I recently met with a former close colleague to catch up and celebrate the birth of his first child. During a wide-ranging 4-hour (!) conversation, my friend dropped an intriguing nugget:
First born girls look more like their fathers than their mothers so their fathers are more likely to accept them, as historically men have preferred to have boys.
While my first reaction was to discard this idea entirely, I quickly found that some evolutionary psychologists have proposed that if babies looked like their fathers, it could boost the father’s confidence in paternity and increase his investment in the child, helping the baby survive and be more successful. In fact, there is some scientific evidence that when fathers perceive a child as looking like them (whether or not that’s objectively true), they report more emotional and financial investment. However, resemblance is ultimately subjective when children are young; people tend to see whichever parent they expect or want to see. Mothers are especially more likely to say the baby looks like the father, even when outside judges do not agree, but fathers are not particularly objective either.
Research that breaks down resemblance by child sex and age finds more complex patterns than first born girls looking like their fathers. For newborns, boys and girls resemble their mothers more than their fathers. Between 2 and 3 years of age, boys tend to resemble their fathers more while girls continue to resemble their mothers. However, this impact is no stronger for first born children than it is for all children.
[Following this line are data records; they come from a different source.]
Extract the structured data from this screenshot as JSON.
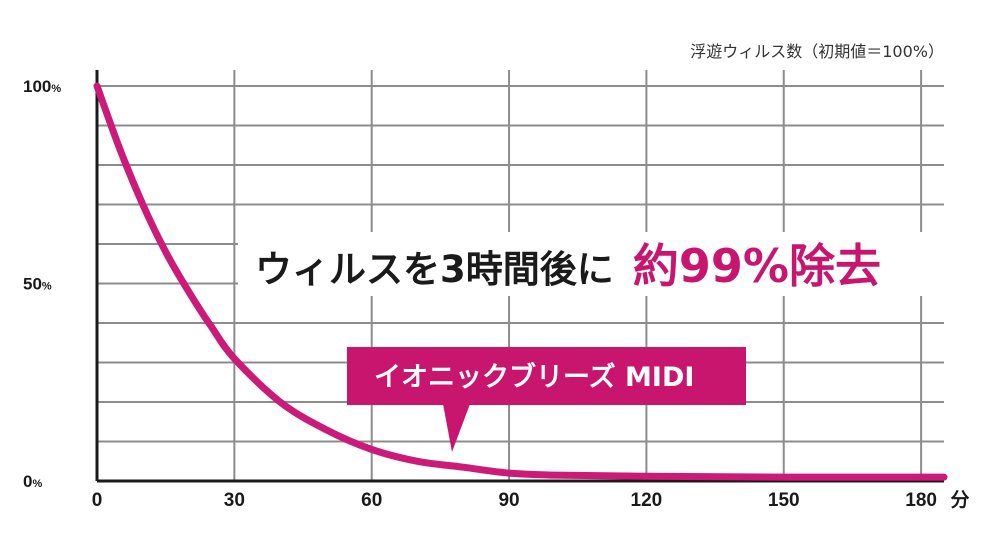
{
  "chart_data": {
    "type": "line",
    "title": "浮遊ウィルス数（初期値＝100%）",
    "xlabel": "分",
    "ylabel": "",
    "x_ticks": [
      "0",
      "30",
      "60",
      "90",
      "120",
      "150",
      "180"
    ],
    "y_ticks": [
      {
        "value": 0,
        "label": "0",
        "unit": "%"
      },
      {
        "value": 50,
        "label": "50",
        "unit": "%"
      },
      {
        "value": 100,
        "label": "100",
        "unit": "%"
      }
    ],
    "xlim": [
      0,
      185
    ],
    "ylim": [
      0,
      100
    ],
    "grid": true,
    "series": [
      {
        "name": "イオニックブリーズ MIDI",
        "color": "#cc1a78",
        "x": [
          0,
          5,
          10,
          15,
          20,
          25,
          30,
          40,
          50,
          60,
          70,
          80,
          90,
          100,
          120,
          150,
          185
        ],
        "y": [
          100,
          84,
          70,
          58,
          48,
          39,
          31,
          20,
          13,
          8,
          5,
          3.5,
          2,
          1.5,
          1.2,
          1.0,
          1.0
        ]
      }
    ],
    "annotations": {
      "headline_prefix": "ウィルスを3時間後に",
      "headline_highlight": "約99%除去",
      "callout_label": "イオニックブリーズ MIDI"
    }
  },
  "colors": {
    "accent": "#cc1a78",
    "grid": "#8c8c8c",
    "axis": "#1a1a1a"
  }
}
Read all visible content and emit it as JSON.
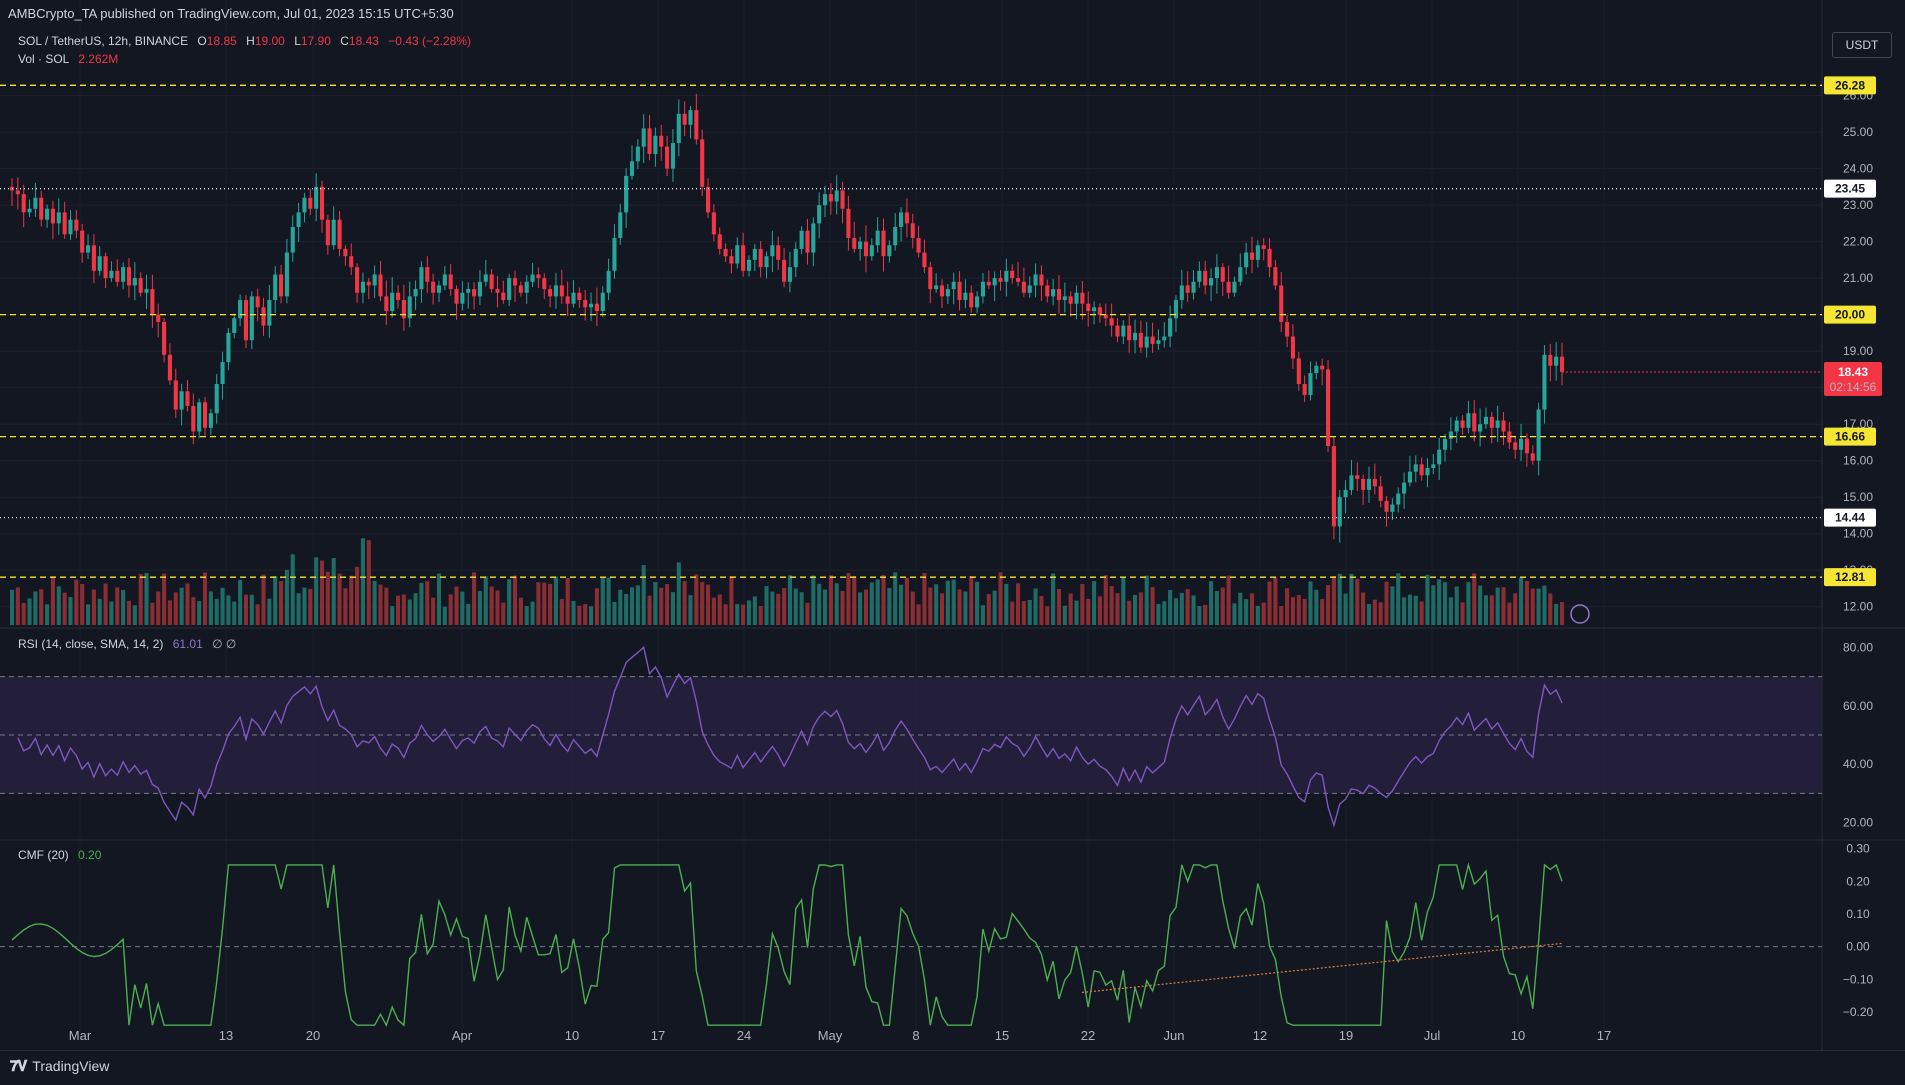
{
  "publication": {
    "text": "AMBCrypto_TA published on TradingView.com, Jul 01, 2023 15:15 UTC+5:30"
  },
  "main_legend": {
    "symbol": "SOL / TetherUS, 12h, BINANCE",
    "o_label": "O",
    "o_value": "18.85",
    "h_label": "H",
    "h_value": "19.00",
    "l_label": "L",
    "l_value": "17.90",
    "c_label": "C",
    "c_value": "18.43",
    "change": "−0.43 (−2.28%)"
  },
  "volume_legend": {
    "label": "Vol · SOL",
    "value": "2.262M"
  },
  "rsi_legend": {
    "label": "RSI (14, close, SMA, 14, 2)",
    "value": "61.01",
    "extra": "∅ ∅"
  },
  "cmf_legend": {
    "label": "CMF (20)",
    "value": "0.20"
  },
  "currency": "USDT",
  "branding": {
    "mark": "𝟕𝐕",
    "name": "TradingView"
  },
  "colors": {
    "background": "#131722",
    "up": "#26a69a",
    "down": "#f23645",
    "volume_up": "#1f6b66",
    "volume_down": "#8a2e33",
    "level_line": "#f5e633",
    "white_line": "#ffffff",
    "rsi_line": "#7e57c2",
    "rsi_band": "#2a2142",
    "cmf_line": "#4caf50",
    "trend_line": "#e07b39"
  },
  "price_levels": [
    {
      "value": 26.28,
      "label": "26.28",
      "style": "yellow-dashed"
    },
    {
      "value": 23.45,
      "label": "23.45",
      "style": "white-dotted"
    },
    {
      "value": 20.0,
      "label": "20.00",
      "style": "yellow-dashed"
    },
    {
      "value": 16.66,
      "label": "16.66",
      "style": "yellow-dashed"
    },
    {
      "value": 14.44,
      "label": "14.44",
      "style": "white-dotted"
    },
    {
      "value": 12.81,
      "label": "12.81",
      "style": "yellow-dashed"
    }
  ],
  "current_price": {
    "value": 18.43,
    "label": "18.43",
    "countdown": "02:14:56"
  },
  "chart_data": [
    {
      "type": "candlestick",
      "title": "SOL / TetherUS, 12h, BINANCE",
      "ylabel": "USDT",
      "ylim": [
        11.5,
        26.7
      ],
      "yticks": [
        "12.00",
        "13.00",
        "14.00",
        "15.00",
        "16.00",
        "17.00",
        "18.00",
        "19.00",
        "20.00",
        "21.00",
        "22.00",
        "23.00",
        "24.00",
        "25.00",
        "26.00"
      ],
      "xticks": [
        "Mar",
        "13",
        "20",
        "Apr",
        "10",
        "17",
        "24",
        "May",
        "8",
        "15",
        "22",
        "Jun",
        "12",
        "19",
        "Jul",
        "10",
        "17"
      ],
      "series": [
        {
          "name": "SOL / TetherUS",
          "close": [
            23.4,
            23.3,
            22.8,
            22.9,
            23.2,
            22.6,
            22.9,
            22.5,
            22.8,
            22.2,
            22.6,
            22.3,
            21.7,
            21.9,
            21.2,
            21.6,
            21.0,
            21.2,
            20.9,
            21.3,
            20.8,
            21.0,
            20.6,
            20.7,
            20.0,
            19.8,
            18.9,
            18.2,
            17.4,
            17.9,
            17.5,
            16.8,
            17.6,
            16.9,
            17.3,
            18.1,
            18.7,
            19.5,
            19.9,
            20.4,
            19.3,
            20.5,
            20.2,
            19.7,
            20.4,
            21.1,
            20.5,
            21.7,
            22.4,
            22.8,
            23.2,
            22.9,
            23.5,
            22.6,
            21.9,
            22.6,
            21.8,
            21.6,
            21.3,
            20.6,
            20.9,
            20.8,
            21.1,
            20.5,
            20.1,
            20.6,
            20.4,
            19.9,
            20.5,
            20.7,
            21.3,
            20.9,
            20.6,
            20.8,
            21.1,
            20.7,
            20.3,
            20.6,
            20.7,
            20.5,
            20.9,
            21.1,
            20.7,
            20.6,
            20.4,
            21.0,
            20.8,
            20.6,
            20.9,
            21.1,
            21.0,
            20.7,
            20.5,
            20.8,
            20.5,
            20.3,
            20.6,
            20.4,
            20.2,
            20.3,
            20.1,
            20.6,
            21.2,
            22.1,
            22.8,
            23.8,
            24.2,
            24.6,
            25.1,
            24.4,
            24.9,
            24.6,
            24.0,
            24.7,
            25.5,
            25.2,
            25.6,
            24.8,
            23.5,
            22.8,
            22.2,
            21.8,
            21.6,
            21.4,
            21.9,
            21.2,
            21.5,
            21.8,
            21.3,
            21.6,
            21.9,
            21.5,
            20.9,
            21.3,
            21.8,
            22.3,
            21.7,
            22.5,
            23.0,
            23.3,
            23.1,
            23.4,
            22.9,
            22.1,
            21.8,
            22.0,
            21.6,
            21.9,
            22.3,
            21.6,
            21.9,
            22.4,
            22.8,
            22.5,
            22.1,
            21.7,
            21.3,
            20.7,
            20.8,
            20.5,
            20.7,
            20.9,
            20.4,
            20.6,
            20.2,
            20.5,
            20.9,
            20.8,
            21.0,
            20.9,
            21.2,
            21.0,
            20.9,
            20.6,
            20.8,
            21.1,
            20.8,
            20.5,
            20.7,
            20.4,
            20.5,
            20.3,
            20.6,
            20.3,
            20.1,
            20.2,
            20.0,
            19.9,
            19.7,
            19.4,
            19.7,
            19.3,
            19.5,
            19.1,
            19.4,
            19.2,
            19.3,
            19.4,
            19.9,
            20.4,
            20.8,
            20.6,
            20.9,
            21.2,
            20.8,
            21.0,
            21.3,
            20.9,
            20.6,
            20.9,
            21.3,
            21.7,
            21.5,
            21.9,
            21.8,
            21.3,
            20.8,
            19.8,
            19.4,
            18.8,
            18.1,
            17.8,
            18.4,
            18.6,
            18.5,
            16.4,
            14.2,
            15.0,
            15.2,
            15.6,
            15.5,
            15.2,
            15.5,
            15.3,
            14.9,
            14.6,
            14.8,
            15.1,
            15.4,
            15.7,
            15.9,
            15.6,
            15.8,
            15.9,
            16.3,
            16.6,
            16.8,
            17.1,
            16.9,
            17.3,
            16.8,
            17.0,
            17.2,
            16.9,
            17.1,
            16.8,
            16.5,
            16.3,
            16.6,
            16.2,
            16.0,
            17.4,
            18.9,
            18.6,
            18.85,
            18.43
          ]
        },
        {
          "name": "Vol · SOL",
          "note": "volume bars, relative scale",
          "max": 1.0
        }
      ]
    },
    {
      "type": "line",
      "title": "RSI (14, close, SMA, 14, 2)",
      "ylim": [
        14,
        86
      ],
      "yticks": [
        "20.00",
        "40.00",
        "60.00",
        "80.00"
      ],
      "bands": [
        30,
        50,
        70
      ],
      "series": [
        {
          "name": "RSI",
          "last": 61.01
        }
      ]
    },
    {
      "type": "line",
      "title": "CMF (20)",
      "ylim": [
        -0.27,
        0.32
      ],
      "yticks": [
        "−0.20",
        "−0.10",
        "0.00",
        "0.10",
        "0.20",
        "0.30"
      ],
      "series": [
        {
          "name": "CMF",
          "last": 0.2
        }
      ]
    }
  ]
}
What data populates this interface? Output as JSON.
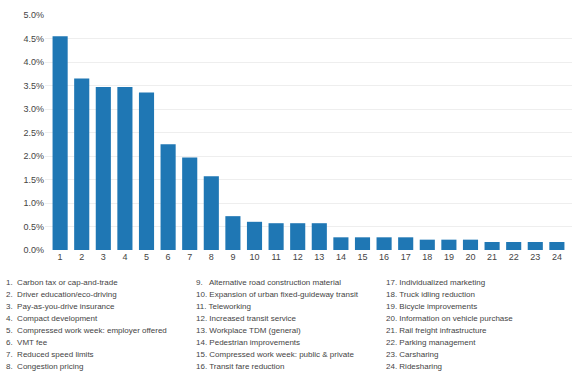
{
  "chart_data": {
    "type": "bar",
    "categories": [
      1,
      2,
      3,
      4,
      5,
      6,
      7,
      8,
      9,
      10,
      11,
      12,
      13,
      14,
      15,
      16,
      17,
      18,
      19,
      20,
      21,
      22,
      23,
      24
    ],
    "values": [
      4.55,
      3.65,
      3.47,
      3.47,
      3.35,
      2.25,
      1.97,
      1.57,
      0.72,
      0.6,
      0.57,
      0.57,
      0.57,
      0.27,
      0.27,
      0.27,
      0.27,
      0.22,
      0.22,
      0.22,
      0.17,
      0.17,
      0.17,
      0.17
    ],
    "ylim": [
      0,
      5.0
    ],
    "yticks": [
      {
        "value": 0.0,
        "label": "0.0%"
      },
      {
        "value": 0.5,
        "label": "0.5%"
      },
      {
        "value": 1.0,
        "label": "1.0%"
      },
      {
        "value": 1.5,
        "label": "1.5%"
      },
      {
        "value": 2.0,
        "label": "2.0%"
      },
      {
        "value": 2.5,
        "label": "2.5%"
      },
      {
        "value": 3.0,
        "label": "3.0%"
      },
      {
        "value": 3.5,
        "label": "3.5%"
      },
      {
        "value": 4.0,
        "label": "4.0%"
      },
      {
        "value": 4.5,
        "label": "4.5%"
      },
      {
        "value": 5.0,
        "label": "5.0%"
      }
    ],
    "grid": true,
    "annotations": [
      "1.  Carbon tax or cap-and-trade",
      "2.  Driver education/eco-driving",
      "3.  Pay-as-you-drive insurance",
      "4.  Compact development",
      "5.  Compressed work week: employer offered",
      "6.  VMT fee",
      "7.  Reduced speed limits",
      "8.  Congestion pricing",
      "9.   Alternative road construction material",
      "10. Expansion of urban fixed-guideway transit",
      "11. Teleworking",
      "12. Increased transit service",
      "13. Workplace TDM (general)",
      "14. Pedestrian improvements",
      "15. Compressed work week: public & private",
      "16. Transit fare reduction",
      "17. Individualized marketing",
      "18. Truck idling reduction",
      "19. Bicycle improvements",
      "20. Information on vehicle purchase",
      "21. Rail freight infrastructure",
      "22. Parking management",
      "23. Carsharing",
      "24. Ridesharing"
    ]
  }
}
Said another way, despite repeated claims in the popular press, there is no strong peer‑reviewed evidence that first born girls resemble fathers but later born girls do not. Instead, a form of confirmation bias is likely happening: humans are good at spotting family resemblance, fathers care about resemblance as a cue to paternity, and people notice and talk about cases where firstborns resemble fathers.
All of this combines to keep the story alive that first born girls look like their fathers – but they are no more likely to do so than any other kid.